Ukraine Forces Attack Rebels 'From Air and Land' After End of Ceasefire

Pro-Russian rebel checkpoint
Pro-Russian rebels from the Vostok Battalion stand guard at a checkpoint in Donetsk. Gleb Garanich/Reuters

KIEV (Reuters) - Ukrainian government forces launched air strikes and artillery assaults on pro-Russian separatists in eastern regions on Tuesday, a military spokesman said, after President Petro Poroshenko announced he would not renew a ceasefire.

Poroshenko said in an early morning announcement that government forces would renew offensive operations against rebels and "free our lands", hours after a ceasefire to allow for peace talks with the pro-Russian separatists had expired.

"After the President's speech, the ATO (Anti-Terrorist Operation) went into action. We opened artillery fire, carried out air strikes at the strategic points of the terrorists and places where they are concentrated," military spokesman Oleksiy Dmytrashkovsky was reported as saying by Interfax news agency.

Dmytrashkovsky said rebels had fired on an SU-25 attack aircraft, damaging it, but the plane had manage to land safely at its air base. He denied a rebel report that a military helicopter had been brought down.

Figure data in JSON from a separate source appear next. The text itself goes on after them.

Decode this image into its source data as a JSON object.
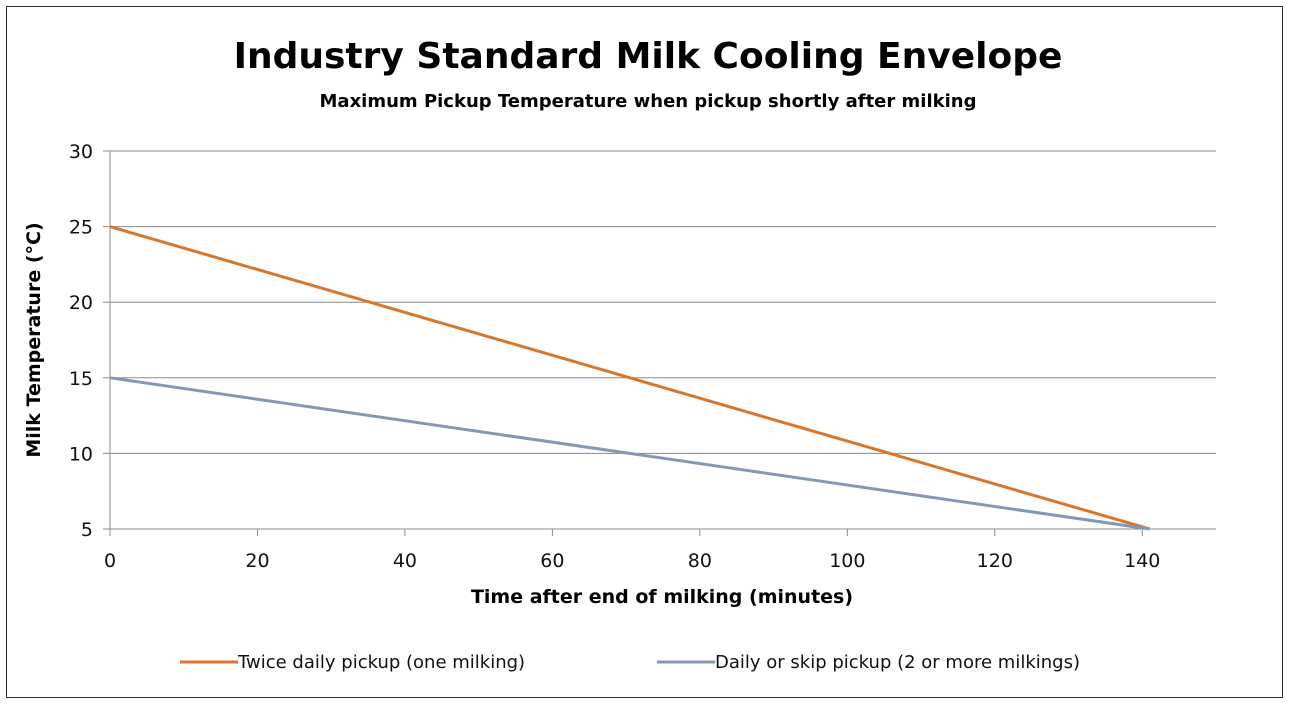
{
  "chart_data": {
    "type": "line",
    "title": "Industry Standard Milk Cooling Envelope",
    "subtitle": "Maximum Pickup Temperature when pickup shortly after milking",
    "xlabel": "Time after end of milking (minutes)",
    "ylabel": "Milk Temperature (°C)",
    "xlim": [
      0,
      150
    ],
    "ylim": [
      5,
      30
    ],
    "xticks": [
      0,
      20,
      40,
      60,
      80,
      100,
      120,
      140
    ],
    "yticks": [
      5,
      10,
      15,
      20,
      25,
      30
    ],
    "grid": "horizontal",
    "legend_position": "bottom",
    "series": [
      {
        "name": "Twice daily pickup (one milking)",
        "color": "#D9762D",
        "x": [
          0,
          141
        ],
        "y": [
          25,
          5
        ]
      },
      {
        "name": "Daily or skip pickup (2 or more milkings)",
        "color": "#8497B5",
        "x": [
          0,
          141
        ],
        "y": [
          15,
          5
        ]
      }
    ]
  }
}
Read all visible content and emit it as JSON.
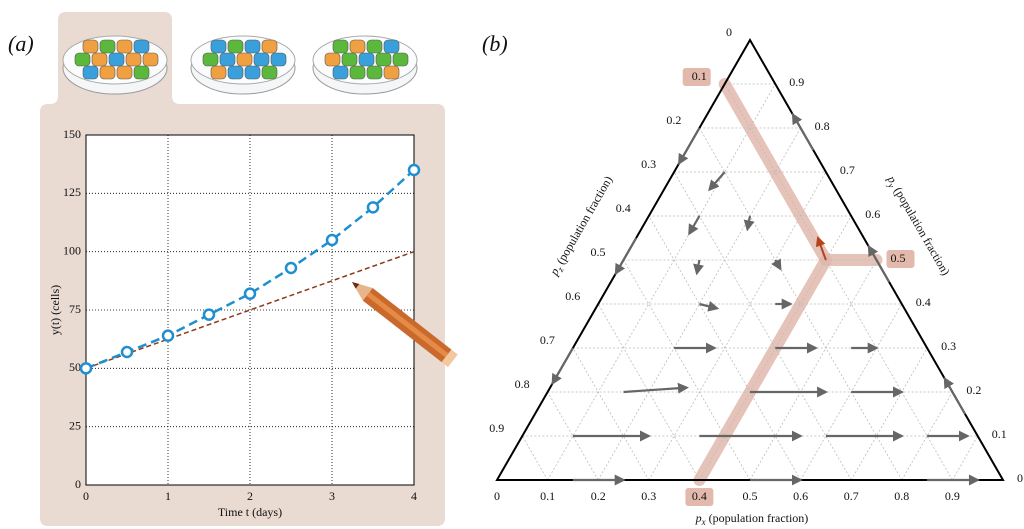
{
  "chart_data": [
    {
      "type": "line",
      "panel_label": "(a)",
      "xlabel": "Time t (days)",
      "ylabel": "y(t) (cells)",
      "x": [
        0,
        0.5,
        1,
        1.5,
        2,
        2.5,
        3,
        3.5,
        4
      ],
      "xlim": [
        0,
        4
      ],
      "xticks": [
        0,
        1,
        2,
        3,
        4
      ],
      "ylim": [
        0,
        150
      ],
      "yticks": [
        0,
        25,
        50,
        75,
        100,
        125,
        150
      ],
      "grid": true,
      "series": [
        {
          "color": "#1f8fd0",
          "marker": true,
          "dash": "9,5",
          "values": [
            50,
            57,
            64,
            73,
            82,
            93,
            105,
            119,
            135
          ]
        },
        {
          "color": "#8b3a1a",
          "marker": false,
          "dash": "5,3",
          "values": [
            50,
            56.25,
            62.5,
            68.75,
            75,
            81.25,
            87.5,
            93.75,
            100
          ]
        }
      ]
    },
    {
      "type": "ternary",
      "panel_label": "(b)",
      "xlabel": {
        "symbol": "p",
        "sub": "x",
        "text": "(population fraction)"
      },
      "ylabel": {
        "symbol": "p",
        "sub": "y",
        "text": "(population fraction)"
      },
      "zlabel": {
        "symbol": "p",
        "sub": "z",
        "text": "(population fraction)"
      },
      "xticks": [
        0,
        0.1,
        0.2,
        0.3,
        0.4,
        0.5,
        0.6,
        0.7,
        0.8,
        0.9
      ],
      "yticks": [
        0,
        0.1,
        0.2,
        0.3,
        0.4,
        0.5,
        0.6,
        0.7,
        0.8,
        0.9
      ],
      "zticks": [
        0,
        0.1,
        0.2,
        0.3,
        0.4,
        0.5,
        0.6,
        0.7,
        0.8,
        0.9
      ],
      "grid": true,
      "highlight": {
        "x": 0.4,
        "y": 0.5,
        "z": 0.1
      },
      "arrows": [
        {
          "x": 0.1,
          "y": 0.1,
          "dx": 0.15,
          "dy": 0
        },
        {
          "x": 0.35,
          "y": 0.1,
          "dx": 0.2,
          "dy": 0
        },
        {
          "x": 0.6,
          "y": 0.1,
          "dx": 0.15,
          "dy": 0
        },
        {
          "x": 0.8,
          "y": 0.1,
          "dx": 0.08,
          "dy": 0
        },
        {
          "x": 0.15,
          "y": 0.2,
          "dx": 0.12,
          "dy": 0.01
        },
        {
          "x": 0.4,
          "y": 0.2,
          "dx": 0.15,
          "dy": 0
        },
        {
          "x": 0.6,
          "y": 0.2,
          "dx": 0.1,
          "dy": 0
        },
        {
          "x": 0.2,
          "y": 0.3,
          "dx": 0.08,
          "dy": 0
        },
        {
          "x": 0.4,
          "y": 0.3,
          "dx": 0.08,
          "dy": 0
        },
        {
          "x": 0.55,
          "y": 0.3,
          "dx": 0.05,
          "dy": 0
        },
        {
          "x": 0.2,
          "y": 0.4,
          "dx": 0.04,
          "dy": -0.01
        },
        {
          "x": 0.35,
          "y": 0.4,
          "dx": 0.03,
          "dy": 0
        },
        {
          "x": 0.15,
          "y": 0.5,
          "dx": 0.01,
          "dy": -0.03
        },
        {
          "x": 0.3,
          "y": 0.5,
          "dx": 0.02,
          "dy": -0.02
        },
        {
          "x": 0.1,
          "y": 0.6,
          "dx": 0,
          "dy": -0.04
        },
        {
          "x": 0.2,
          "y": 0.6,
          "dx": 0.01,
          "dy": -0.03
        },
        {
          "x": 0.1,
          "y": 0.7,
          "dx": -0.01,
          "dy": -0.04
        },
        {
          "x": 0.15,
          "y": 0,
          "dx": 0.1,
          "dy": 0
        },
        {
          "x": 0.5,
          "y": 0,
          "dx": 0.1,
          "dy": 0
        },
        {
          "x": 0.85,
          "y": 0,
          "dx": 0.1,
          "dy": 0
        },
        {
          "x": 0,
          "y": 0.8,
          "dx": 0,
          "dy": -0.08
        },
        {
          "x": 0,
          "y": 0.55,
          "dx": 0,
          "dy": -0.08
        },
        {
          "x": 0,
          "y": 0.3,
          "dx": 0,
          "dy": -0.08
        },
        {
          "x": 0.85,
          "y": 0.15,
          "dx": -0.08,
          "dy": 0.08
        },
        {
          "x": 0.55,
          "y": 0.45,
          "dx": -0.08,
          "dy": 0.08
        },
        {
          "x": 0.25,
          "y": 0.75,
          "dx": -0.08,
          "dy": 0.08
        }
      ]
    }
  ]
}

One Ukrainian serviceman had been killed and 17 wounded in the past 24 hours in rebel attacks on Ukrainian posts, he said.

The defence ministry confirmed that Ukrainian forces had launched attacks on the rebels "from the air and land".

"The terrorists' plan to significantly escalate armed confrontation has been disrupted and the threat of losses to the civilian population and service personnel has been liquidated," the ministry said on its website.

Poroshenko, who accuses Russia of fanning violence in eastern Ukraine, dismissed Moscow's offers to defuse the crisis, and accused the rebels of failing to keep to the truce or follow a peace plan he had outlined.